Guoguang Mu

Deconvolution methods for image deblurring in optical coherence tomography

Two-dimensional deconvolution methods are proposed to deblur optical coherence tomography images. One employs a two-dimensional deconvolution with a matrix given by the product of the longitudinal and transversal point-spread functions as its kernel, which can be taken as the general point-spread function of an optical coherence tomography system. The other uses two one-dimensional deconvolutions with the longitudinal and transversal point-spread functions successively. It is shown that the two deconvolution methods can deblur the experimentally obtained optical coherence tomography images effectively.

Improving binary images reconstructed from kinoforms by amplitude adjustment

Abstract A method for amplitude adjustment is proposed in this paper for the first time to improve the quality of binary images obtained from kinoforms by Iterative Fourier Transform Algorithm (IFTA). By setting the amplitude of the “zero” area in a binary image to a low but non-zero amplitude, their phase is involved in the iteration, which results in an increase of the freedom degree in the design of kinoforms, and an improvement of the quality of the reconstructed binary images. Quantitative illustrations and discussions of the improvement effect are given from simulation results.

Nonlinear imaging of embedded microstructures inside transparent materials with laser-induced ionization microscopy

We present a novel nonlinear imaging method that utilizes femtosecond laser-induced plasma emission to probe microscopic structures embedded inside transparent materials. This nonlinear diagnostic tool can resolve either elemental or structural variations of the sample of interest and provide significant improvements over the ordinary linear microscopes by having much higher contrast ratios for the observed areas of different refractive indices. Examples of using this technique to examine the microstructures fabricated by ultrashort laser pulses inside optical glass are presented.

3D monochromatic image synthesized with vertical area-partitioned recording of master hologram in multiple-exposure holography

We report for the first time theoretical analysis and experimental results of a vertical-area partition method for recording master holograms in multiple-exposure rainbow holography to synthesize monochromatic 3D image from a series of medical tomograms. In this novel method, the master hologram is area partitioned into elementary master holograms, which are recorded in a periodic arrangement along the vertical direction. Under the white-light reconstruction, a 3D monochromatic image composed of a series of medical tomograms can be synthesized with wide viewing angle, high resolution, and low color blur.

Ultrashort pulse laser ionization microscopy

Fundamental principles and advantages of the laser induced air ionization microcopy (LIAIM) and laser induced breakdown microscopy (LIBM) are introduced. Potential applications of these two new types of nonlinear imaging methods using ultrashort laser pulses in imaging both dielectric materials and bio-samples are demonstrated with some representative experimental results. Effects of different laser pulse widths on the discrimination power for laser-written microstructures inside transparent materials and the elemental composition are also investigated. It is shown that femtosecond laser induced ionization probe detects the variation of elemental composition of the sample materials with relatively higher contrast ratio, whereas the ionization probe generated by picosecond laser pulses is more sensitive to the material density or structural change. These observations can be well explained by the different roles of multi-photon ionization and avalanche ionization involved in material breakdown.
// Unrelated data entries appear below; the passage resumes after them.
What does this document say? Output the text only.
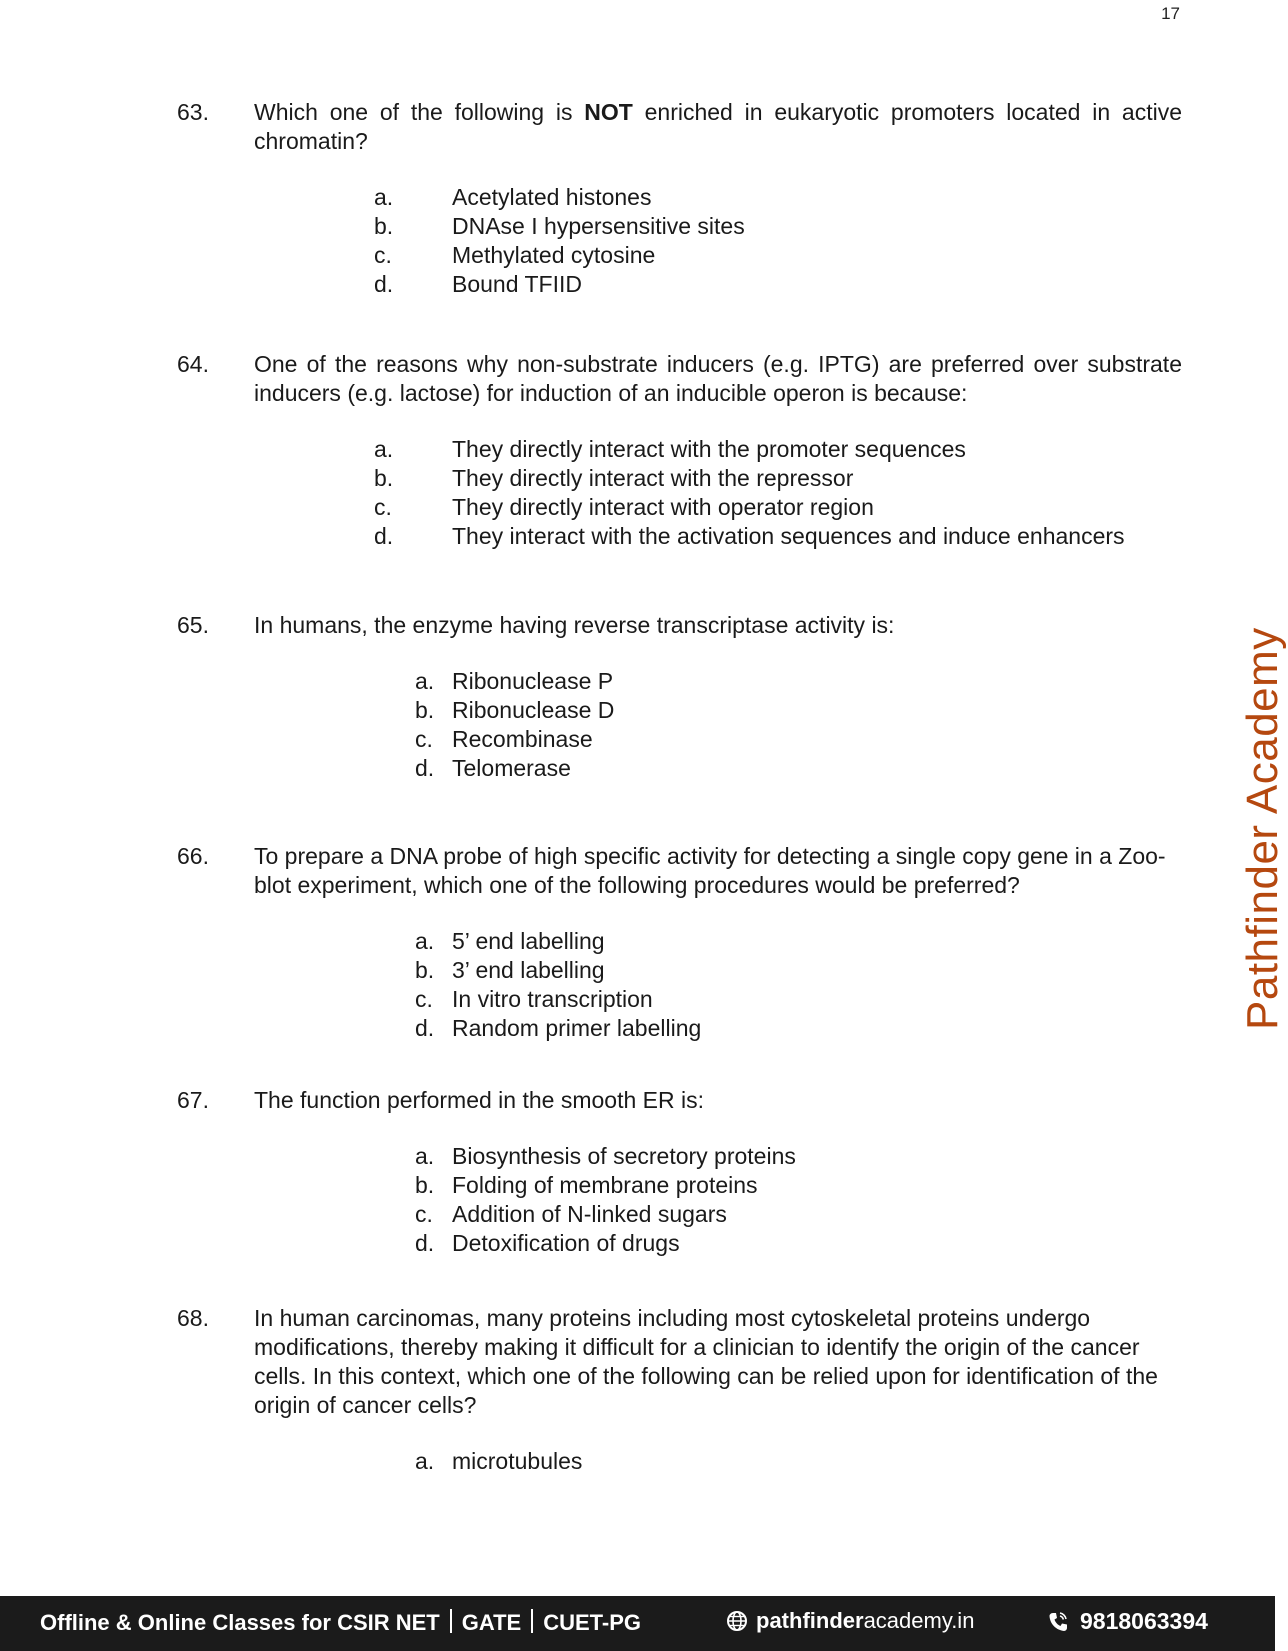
17
63. Which one of the following is NOT enriched in eukaryotic promoters located in active chromatin?
a.	Acetylated histones
b.	DNAse I hypersensitive sites
c.	Methylated cytosine
d.	Bound TFIID
64. One of the reasons why non-substrate inducers (e.g. IPTG) are preferred over substrate inducers (e.g. lactose) for induction of an inducible operon is because:
a.	They directly interact with the promoter sequences
b.	They directly interact with the repressor
c.	They directly interact with operator region
d.	They interact with the activation sequences and induce enhancers
65. In humans, the enzyme having reverse transcriptase activity is:
a. Ribonuclease P
b. Ribonuclease D
c. Recombinase
d. Telomerase
66. To prepare a DNA probe of high specific activity for detecting a single copy gene in a Zoo-blot experiment, which one of the following procedures would be preferred?
a. 5’ end labelling
b. 3’ end labelling
c. In vitro transcription
d. Random primer labelling
67. The function performed in the smooth ER is:
a. Biosynthesis of secretory proteins
b. Folding of membrane proteins
c. Addition of N-linked sugars
d. Detoxification of drugs
68. In human carcinomas, many proteins including most cytoskeletal proteins undergo modifications, thereby making it difficult for a clinician to identify the origin of the cancer cells. In this context, which one of the following can be relied upon for identification of the origin of cancer cells?
a. microtubules
Pathfinder Academy
Offline & Online Classes for CSIR NET GATE CUET-PG	pathfinderacademy.in	9818063394
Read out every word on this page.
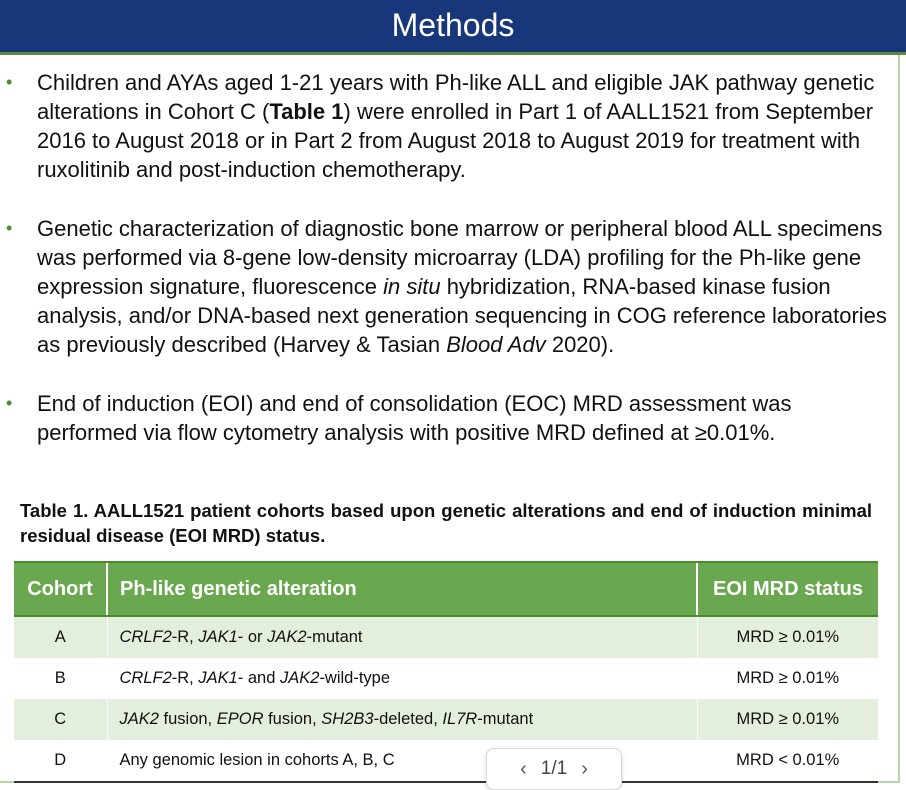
Methods
• Children and AYAs aged 1-21 years with Ph-like ALL and eligible JAK pathway genetic alterations in Cohort C (Table 1) were enrolled in Part 1 of AALL1521 from September 2016 to August 2018 or in Part 2 from August 2018 to August 2019 for treatment with ruxolitinib and post-induction chemotherapy.
• Genetic characterization of diagnostic bone marrow or peripheral blood ALL specimens was performed via 8-gene low-density microarray (LDA) profiling for the Ph-like gene expression signature, fluorescence in situ hybridization, RNA-based kinase fusion analysis, and/or DNA-based next generation sequencing in COG reference laboratories as previously described (Harvey & Tasian Blood Adv 2020).
• End of induction (EOI) and end of consolidation (EOC) MRD assessment was performed via flow cytometry analysis with positive MRD defined at ≥0.01%.
Table 1. AALL1521 patient cohorts based upon genetic alterations and end of induction minimal residual disease (EOI MRD) status.
Cohort	Ph-like genetic alteration	EOI MRD status
A	CRLF2-R, JAK1- or JAK2-mutant	MRD ≥ 0.01%
B	CRLF2-R, JAK1- and JAK2-wild-type	MRD ≥ 0.01%
C	JAK2 fusion, EPOR fusion, SH2B3-deleted, IL7R-mutant	MRD ≥ 0.01%
D	Any genomic lesion in cohorts A, B, C	MRD < 0.01%
‹ 1/1 ›
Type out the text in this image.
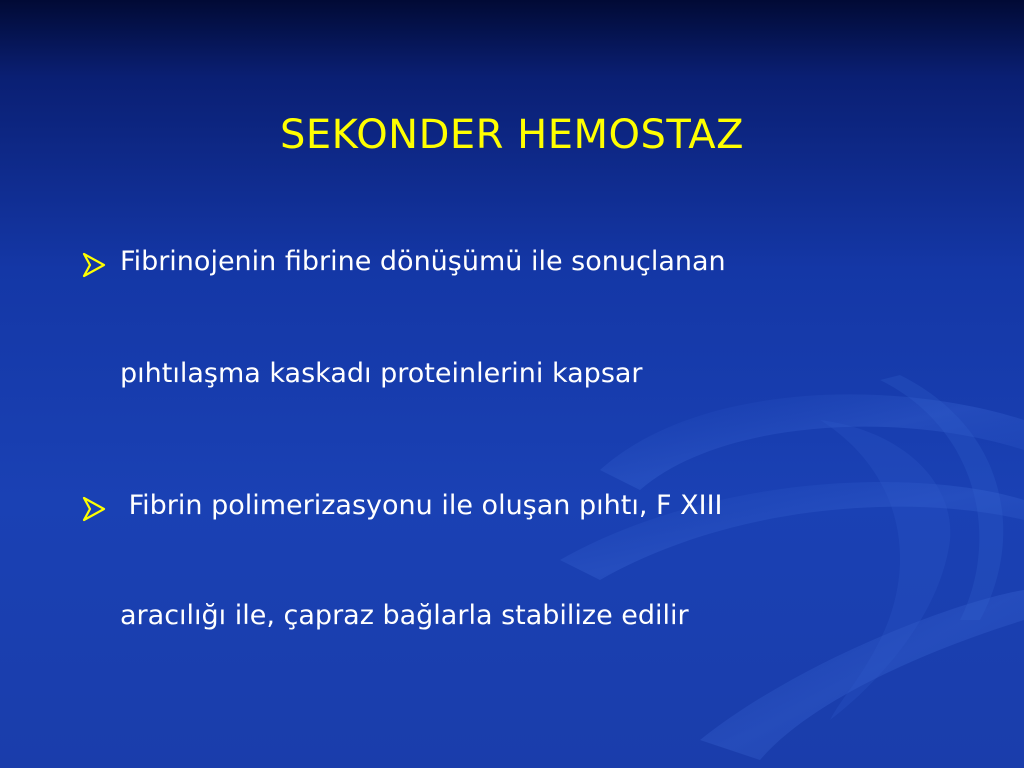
SEKONDER HEMOSTAZ
Fibrinojenin fibrine dönüşümü ile sonuçlanan
pıhtılaşma kaskadı proteinlerini kapsar
Fibrin polimerizasyonu ile oluşan pıhtı, F XIII
aracılığı ile, çapraz bağlarla stabilize edilir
Two-dimensional image sharpening in optical coherence tomography by deconvolution

Point spread functions (PSF) of a given OCT system in both longitudinal and transversal directions often cause bluring in OCT images. A two-dimensional sharpening method is proposed to simultaneously deconvolve both the longitudinal and transversal PSFs. This is achieved through employing an artificial kernel formed by a two-dimensional matrix, incoroporating the product of the longitudinal and transversal PSFs. For comparison, both Wiener and Lucy-Richardson algorithms are used for the two dimensional deconvolution. The experimental results show that these two deconvolution algorithms can enhance the image sharpness effectively in both longitudinal and transversal directions.

Application of fuzzy relations to color image retrieval

We report for the first time an application of fuzzy relations in fuzzy set theory to the color image retrieval. In the process, a new method of spatial partition of color space is developed for the comparisons. Our theoretical and experimental results show clearly the advantages of our approach in both accuracy and speed of the retrieval.

Fuzzy color image retrieval based on correlation

In this paper, we report a novel method of fuzzy color-image retrieval based on color histogram correlation, for which peaks of the histograms are first ranked according to their heights and then the correlation based on both height and position will be calculated for correspondent rank respectively. A correlation result will be defined by ?- cut procedures. Experiment results confirmed the effectiveness of the method.